(Courtesy of Perry Bergson, The Brandon Sun) — The Brandon Wheat Kings prospects camp turned out to be a nice chance for four members of Canada’s western entry in the world ball hockey championship to get some training in.

Goalie Cole Plowman, forwards Brett Hyland and Owen Weihs and defenceman Tyler Teasdale will all attend the annual event, which will be held this year in Prague, Czech Republic from June 21 to July 1. All but Hyland are Manitobans who can trace their involvement in the sport to a single team that was formed a couple of years ago as a chance for some buddies to get together and played in the Winnipeg ball hockey league.

“It’s kind of surreal honestly,” Plowman said. “You think of ways that you can represent your country, and ball hockey isn’t one that you think of at the beginning.”

Last year, Seattle Thunderbirds prospect Conner Roulette told them he knew the guy who coached Team Manitoba, so they attended some practices and all made the squad.

“It was mainly just about having fun,” Weihs said. “It wasn’t a very competitive league and then all of a sudden a couple of my friends brought up ‘Hey, what about Team Manitoba ball hockey?’ so we said ‘Why not?’”

At nationals, the Manitoba Grasshoppers tied their first game, and then won twice to finish atop their pool. That propelled them into the final, where they beat Withrow Park 5-2 to become national champs.

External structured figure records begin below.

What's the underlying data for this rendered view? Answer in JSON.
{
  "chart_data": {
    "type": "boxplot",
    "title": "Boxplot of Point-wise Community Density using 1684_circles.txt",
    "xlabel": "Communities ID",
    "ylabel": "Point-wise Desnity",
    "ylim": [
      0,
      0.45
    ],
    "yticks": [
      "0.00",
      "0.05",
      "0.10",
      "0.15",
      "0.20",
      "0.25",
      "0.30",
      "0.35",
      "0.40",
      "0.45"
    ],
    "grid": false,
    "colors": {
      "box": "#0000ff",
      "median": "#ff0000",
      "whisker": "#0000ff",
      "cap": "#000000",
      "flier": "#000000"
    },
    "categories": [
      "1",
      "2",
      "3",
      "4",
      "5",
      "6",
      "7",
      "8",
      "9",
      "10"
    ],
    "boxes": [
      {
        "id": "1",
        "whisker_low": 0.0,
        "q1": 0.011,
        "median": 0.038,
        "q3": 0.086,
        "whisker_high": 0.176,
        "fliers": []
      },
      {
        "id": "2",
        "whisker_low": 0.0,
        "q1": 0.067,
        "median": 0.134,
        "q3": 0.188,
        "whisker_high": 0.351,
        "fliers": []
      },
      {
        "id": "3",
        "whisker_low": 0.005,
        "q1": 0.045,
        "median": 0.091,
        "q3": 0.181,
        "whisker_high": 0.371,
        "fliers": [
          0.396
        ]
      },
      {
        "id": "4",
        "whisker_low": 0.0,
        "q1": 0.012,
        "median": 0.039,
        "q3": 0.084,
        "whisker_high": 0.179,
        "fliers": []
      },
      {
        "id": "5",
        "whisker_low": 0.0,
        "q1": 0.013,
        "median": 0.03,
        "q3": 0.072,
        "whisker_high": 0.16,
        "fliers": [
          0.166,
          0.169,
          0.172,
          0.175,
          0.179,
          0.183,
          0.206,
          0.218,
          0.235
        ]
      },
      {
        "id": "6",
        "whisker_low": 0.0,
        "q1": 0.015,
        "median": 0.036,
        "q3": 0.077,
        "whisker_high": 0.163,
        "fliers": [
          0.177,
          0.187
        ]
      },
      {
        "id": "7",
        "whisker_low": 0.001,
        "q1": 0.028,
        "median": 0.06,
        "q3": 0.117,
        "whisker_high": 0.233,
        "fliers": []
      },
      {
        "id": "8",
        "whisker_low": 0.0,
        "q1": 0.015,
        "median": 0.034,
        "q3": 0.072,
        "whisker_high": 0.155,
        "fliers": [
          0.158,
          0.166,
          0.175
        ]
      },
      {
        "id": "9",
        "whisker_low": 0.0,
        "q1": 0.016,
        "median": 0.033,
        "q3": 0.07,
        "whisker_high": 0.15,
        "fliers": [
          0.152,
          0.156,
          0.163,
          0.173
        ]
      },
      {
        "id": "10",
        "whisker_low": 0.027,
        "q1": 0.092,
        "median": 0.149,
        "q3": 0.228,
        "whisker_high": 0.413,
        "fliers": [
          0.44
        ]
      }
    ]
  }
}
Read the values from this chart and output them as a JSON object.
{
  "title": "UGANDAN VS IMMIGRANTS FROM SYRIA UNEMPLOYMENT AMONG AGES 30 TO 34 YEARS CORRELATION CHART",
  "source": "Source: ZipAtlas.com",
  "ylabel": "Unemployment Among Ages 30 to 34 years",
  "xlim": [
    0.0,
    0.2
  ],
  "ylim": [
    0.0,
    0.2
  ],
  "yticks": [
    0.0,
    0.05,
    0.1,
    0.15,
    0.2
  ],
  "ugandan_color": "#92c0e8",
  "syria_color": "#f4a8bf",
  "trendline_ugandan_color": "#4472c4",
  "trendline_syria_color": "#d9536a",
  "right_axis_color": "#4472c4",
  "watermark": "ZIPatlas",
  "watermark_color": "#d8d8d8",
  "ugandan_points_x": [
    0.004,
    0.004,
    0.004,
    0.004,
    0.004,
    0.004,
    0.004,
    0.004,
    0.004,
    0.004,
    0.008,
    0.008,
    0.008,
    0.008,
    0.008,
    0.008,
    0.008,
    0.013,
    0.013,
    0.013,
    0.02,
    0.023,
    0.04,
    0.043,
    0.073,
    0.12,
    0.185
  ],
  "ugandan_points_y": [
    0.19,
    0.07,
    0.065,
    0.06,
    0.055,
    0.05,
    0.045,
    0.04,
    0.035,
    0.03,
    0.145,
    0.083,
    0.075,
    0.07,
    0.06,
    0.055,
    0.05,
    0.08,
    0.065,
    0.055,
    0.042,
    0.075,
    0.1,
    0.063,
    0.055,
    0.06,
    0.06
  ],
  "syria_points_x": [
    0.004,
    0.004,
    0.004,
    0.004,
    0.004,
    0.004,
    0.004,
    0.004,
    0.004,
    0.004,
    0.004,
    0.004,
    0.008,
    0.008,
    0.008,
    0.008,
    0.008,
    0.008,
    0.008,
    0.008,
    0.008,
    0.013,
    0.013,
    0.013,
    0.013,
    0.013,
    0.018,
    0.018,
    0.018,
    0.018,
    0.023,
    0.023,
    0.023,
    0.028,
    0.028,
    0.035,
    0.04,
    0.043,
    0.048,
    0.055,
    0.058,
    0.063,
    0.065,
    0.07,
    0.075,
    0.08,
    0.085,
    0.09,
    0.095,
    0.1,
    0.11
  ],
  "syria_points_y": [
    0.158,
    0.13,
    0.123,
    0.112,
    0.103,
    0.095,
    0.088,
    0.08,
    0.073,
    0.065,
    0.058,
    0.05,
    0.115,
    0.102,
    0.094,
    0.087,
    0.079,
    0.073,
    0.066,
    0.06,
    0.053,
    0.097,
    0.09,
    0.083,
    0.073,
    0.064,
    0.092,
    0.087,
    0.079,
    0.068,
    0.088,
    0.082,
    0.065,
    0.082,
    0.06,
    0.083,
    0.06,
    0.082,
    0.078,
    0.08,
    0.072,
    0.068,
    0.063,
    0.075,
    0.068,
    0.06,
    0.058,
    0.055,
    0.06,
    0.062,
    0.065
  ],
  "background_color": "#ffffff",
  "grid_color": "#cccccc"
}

“It was really cool,” Plowman said. “We tied our first game, and we were like ‘Oh, OK, this is going to be pretty hard.’ After that we just ran with it and killed it and won, which is super sick. Five or six of our players got asked to play with Team Canada.”

It was Manitoba’s first-ever gold in the event.

Canada will actually send two squads to ball hockey worlds, with one from Western Canada and one from Eastern Canada.

Team Canada West is primarily 2003-born players who either already have or will turn 16 this year, along with one 2004-born player.

The other Manitobans are forwards Dawson Pasternak, whose WHL rights are held by the Portland Winterhawks, Nate Goodbrandson (Everett Silvertips), plus defenceman Rory Neill (Calgary Hitmen).

Teasdale has played the sport for five years, and will patrol the blue-line like he does in ice hockey.

“I’m really excited,” Teasdale said. “It’s my first time ever going to Europe so it should be really fun.”

While ball hockey and ice hockey are offshoots of the same game, the change in playing surface creates some major differences.

“When you skate, you can glide at points too but running is just running,” Weihs said. “If you want to go the other way, you can’t really glide. You have to stop and run back.

For the netminder Plowman, the biggest challenge in switching from playing on ice to cement is lateral movement, because goal pads simply don’t react the same way on a floor. A neat innovation will help with that issue.

“The cool thing is that my coach for Manitoba is actually giving me his pads, which have little plastic balls on the inside so that I can actually slide on concrete, which is super cool,” Plowman said. “Other than that, even in net it’s a lot of cardio.”

He said it was about 40 C in one of the arenas they played in last summer, so heat can be an issue.

The team hasn’t been able to practise since they are spread across Western Canada, so they will meet early in Prague to get some work in together.

Wheat Kings camp gave the three Manitobans the opportunity to touch base with the Albertan, Hyland.

Three years ago, Hyland’s buddy said he liked the sport, which offered some good off-season conditioning. He was also scouted at nationals and earned a spot on the squad.

“For ball hockey not being a big thing and just doing it for the fun, and now I’m going to Europe to play it and I love it,” Hyland said. “It’s fun. It does everything I need for hockey.”

The Edmonton product has also discovered that the crossover aspects of the game, plus the cardio workout of ball hockey, helps his fitness.

“It’s basically just get out there and use your skill and use your speed,” Hyland said. “It really gets your heart rate up and is tiring so it works on your conditioning.”

While the level of competition they’ll face is a bit of an unknown, all four have set high expectations.

“We’re going there to win for sure,” said Plowman, whose father Mark grew up in Brandon and whose grandparents still live here. “We know that the Slovaks will be good because they were in the final last year and they had a ton of 15-year-olds who are in the program this year. That’s our first game, so we know we’re going to have a tough go.”

Teasdale agreed.

“We’ve got a lot of good guys on the team,” Teasdale said. “I think we should win gold.”

They’re also excited about the entire opportunity, including the travel.

“It’s going to be really exciting, especially with that group of guys,” Weihs said. “I think we can go down there and make a statement by possibly winning worlds. I hope we do that, and I hope we have a great life experience as well.”

For Hyland, who like the others never could have imagined the opportunity, every bit of it is a grand adventure.

“I can’t say too many kids my age get to go to Europe to play ball hockey,” Hyland said. “That’s going to be so much fun. I can’t wait. I’m just fortunate to be on that team.”